Phoenix Plant Earns Design-build Award
The Lake Pleasant Water Treatment Plant in Phoenix, Ariz., earned the 2008 National Design-Build Award from the Design-Build Institute of America (DBIA) in the "water/wastewater over $15 million" category, according to a press release from Black & Veatch.
The plant serves 400,000 customers with an initial treatment capacity of 80 million gallons per day (mgd) and is expandable to an ultimate capacity of 320 mgd. The Lake Pleasant Plant was completed for the city of Phoenix by the design-build-operate (DBO) team comprised of the Black & Veatch-McCarthy joint-venture design-build team and American Water Enterprises, Inc., a subsidiary of American Water, which is the largest investor-owned U.S. water and wastewater utility company.

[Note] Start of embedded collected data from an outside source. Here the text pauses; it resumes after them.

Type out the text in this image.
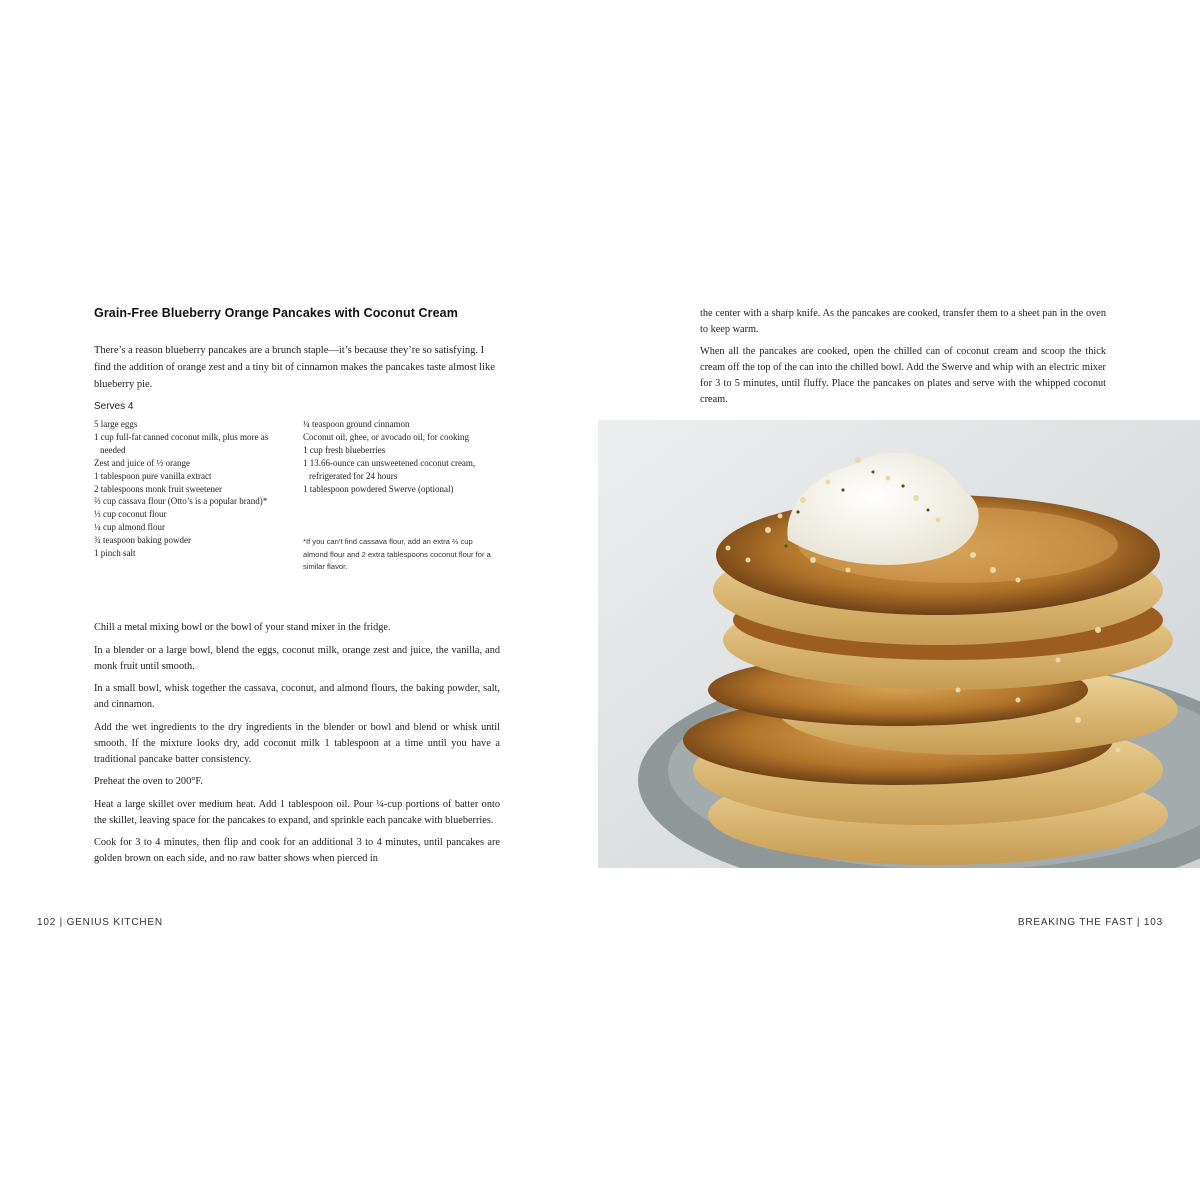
Grain-Free Blueberry Orange Pancakes with Coconut Cream

There’s a reason blueberry pancakes are a brunch staple—it’s because they’re so satisfying. I find the addition of orange zest and a tiny bit of cinnamon makes the pancakes taste almost like blueberry pie.

Serves 4
5 large eggs
1 cup full-fat canned coconut milk, plus more as needed
Zest and juice of ½ orange
1 tablespoon pure vanilla extract
2 tablespoons monk fruit sweetener
⅔ cup cassava flour (Otto’s is a popular brand)*
⅓ cup coconut flour
¼ cup almond flour
¾ teaspoon baking powder
1 pinch salt
¼ teaspoon ground cinnamon
Coconut oil, ghee, or avocado oil, for cooking
1 cup fresh blueberries
1 13.66-ounce can unsweetened coconut cream, refrigerated for 24 hours
1 tablespoon powdered Swerve (optional)
*If you can’t find cassava flour, add an extra ⅔ cup almond flour and 2 extra tablespoons coconut flour for a similar flavor.

Chill a metal mixing bowl or the bowl of your stand mixer in the fridge.

In a blender or a large bowl, blend the eggs, coconut milk, orange zest and juice, the vanilla, and monk fruit until smooth.

In a small bowl, whisk together the cassava, coconut, and almond flours, the baking powder, salt, and cinnamon.

Add the wet ingredients to the dry ingredients in the blender or bowl and blend or whisk until smooth. If the mixture looks dry, add coconut milk 1 tablespoon at a time until you have a traditional pancake batter consistency.

Preheat the oven to 200°F.

Heat a large skillet over medium heat. Add 1 tablespoon oil. Pour ¼-cup portions of batter onto the skillet, leaving space for the pancakes to expand, and sprinkle each pancake with blueberries.

Cook for 3 to 4 minutes, then flip and cook for an additional 3 to 4 minutes, until pancakes are golden brown on each side, and no raw batter shows when pierced in

the center with a sharp knife. As the pancakes are cooked, transfer them to a sheet pan in the oven to keep warm.

When all the pancakes are cooked, open the chilled can of coconut cream and scoop the thick cream off the top of the can into the chilled bowl. Add the Swerve and whip with an electric mixer for 3 to 5 minutes, until fluffy. Place the pancakes on plates and serve with the whipped coconut cream.

102 | GENIUS KITCHEN	BREAKING THE FAST | 103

Phoenix Councilman Claude Mattox, who serves as the vice-chair of the National League of Cities Energy, Environment and Natural Resources Steering Committee congratulated the team on the accomplishment.
"Thanks to the efforts of the partners and our city engineers, this state-of-the-art water treatment plant will serve our growing community well into the future," said Mattox.
The new plant, which is the largest integrated DBO project in North America, was designed to blend seamlessly into the desert landscape without disturbing the natural beauty of the area. As a result, 95 percent of the habitat was preserved in its natural condition.
The plant incorporates the latest developments in modern water technology and automation. The design-build process included sustainable features that lay the groundwork for future customer growth and development, expanded capacity, and emerging treatment technologies. The team also successfully focused on developing the water treatment plant with streamlined, efficient operations.
"A key to the success in achieving our goals was to combine all resources under one roof, which enabled a collaborative work environment," said Dave Mahaffay, senior vice president and West Region managing director for Black & Veatch's global water business. "All parties involved were focused on delivering the project on time and within budget, as well as on ensuring operational excellence in safety and construction management."
According to Bob Knochenhauer, senior vice president of Operations, Water Services for McCarthy's Southwest Region Water Services, "The team's collaborative approach was critical to the effective management of each phase of this complex project. It allowed for construction to start two months ahead of schedule and a budget reduction of $30 million, positioning both the team and the community for success."
The treatment process design incorporates seven independent barriers for pathogens, virus and bacteria removal while typical treatment plant designs incorporate three to four barriers. Selected water treatment processes – such as high-rate ballasted flocculation, ozone, granular activated carbon contractors and ultraviolet – achieve superior operating and cost efficiency with numerous inventive improvements specific to residents' needs, the local environment and available resources.